As of May, 2005 an implementation of the Clique system on the Windows platform is well underway. The framework for managing tasks, responding to user input, and controlling underlying applications is in place. Task models for two of the four target applications are complete.

Two formative user studies have also been performed. The first investigated user understanding of the group conversation metaphor. The second explored the limits of user interaction with an "ideal" audio display - a human expert acting as an audio interface to the computer.

Related work

Finding an alternative to screen reading is not a new idea. The Mercator project [3] thoroughly explored the transform from a hierarchical model of GUIs to audio. However, to support sighted and blind user collaboration, Mercator retained the use of graphical concepts in its audio display.
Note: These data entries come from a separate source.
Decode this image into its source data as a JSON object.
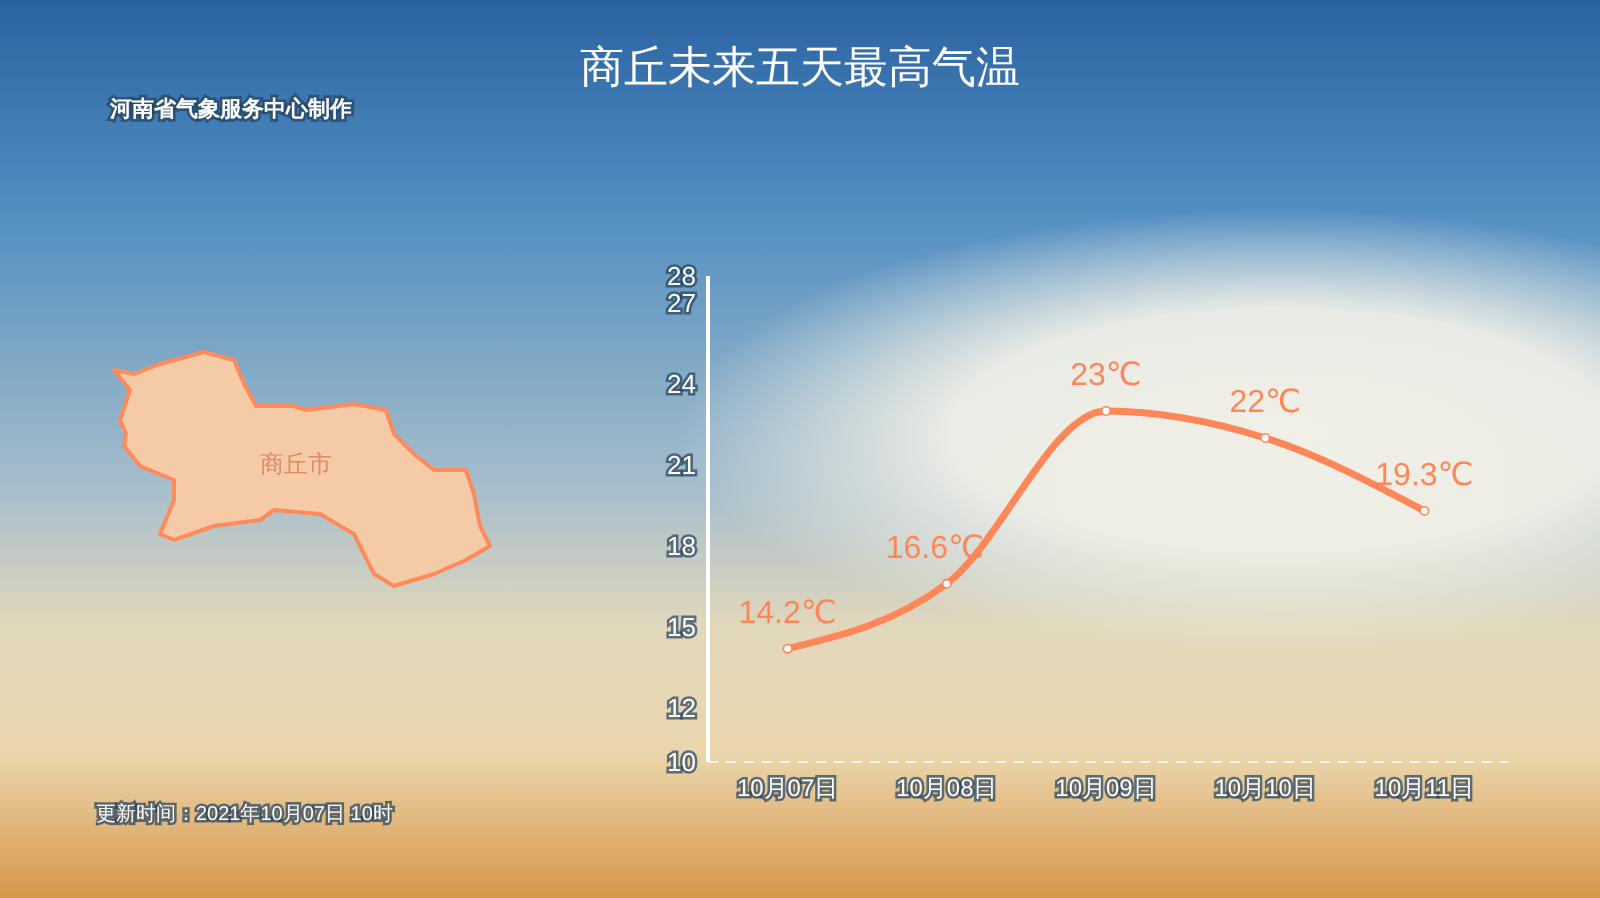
{
  "chart_data": {
    "type": "line",
    "title": "商丘未来五天最高气温",
    "categories": [
      "10月07日",
      "10月08日",
      "10月09日",
      "10月10日",
      "10月11日"
    ],
    "series": [
      {
        "color": "#ff8659",
        "values": [
          14.2,
          16.6,
          23,
          22,
          19.3
        ],
        "value_labels": [
          "14.2℃",
          "16.6℃",
          "23℃",
          "22℃",
          "19.3℃"
        ]
      }
    ],
    "ylim": [
      10,
      28
    ],
    "yticks": [
      10,
      12,
      15,
      18,
      21,
      24,
      27,
      28
    ],
    "marker": "circle",
    "line_style": "solid",
    "annotations": [
      "河南省气象服务中心制作",
      "商丘市",
      "更新时间：2021年10月07日 10时"
    ]
  }
}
In the future work section of her dissertation on Mercator, Mynatt agrees that building an audio display based on the affordances of an application, rather than its visuals, is a more general goal. Frauenberger [4] recently expanded this idea by proposing the abstraction of GUI widgets to a semantic taxonomy followed by a mapping to audio forms.

Other projects, such as SpeechActs [5] and Chatter [6], have focused on building conversational audio interfaces. These solutions do not provide access to existing applications, but rather implement audio-aware programs from the ground up. Even so, much can be learned from their use of conversation as an interaction metaphor.

References

  1. A. Edwards. "Evaluation of Outspoken software for blind users." Technical report. University
  2. K. Barnicle. "Usability testing with screen reading technology in a Windows environment." in Proceedings of the 2000 conference on Universal Usability. pp. 102-109. 2000.
  3. E. Mynatt. "Transforming graphical interfaces into auditory interfaces for blind users." Human-Computer Interaction. 12. pp 7-45. 1997.
  4. C. Frauenberger, R. H”ldrich, and A. de Campo. "A generic, semantically based design approach for spatial auditory computer displays." in Proceedings of the international conference on Auditory Display. 2004.
  5. P. Martin, et al. "SpeechActs: A spoken language framework." IEEE Computer. vol. 29(7). pp. 33-40. 1996.
  6. E. Ly and C. Schmandt. "Chatter: A conversational learning speech interface." in Symposium on Multi-Media Multi-Modal Systems. 1994.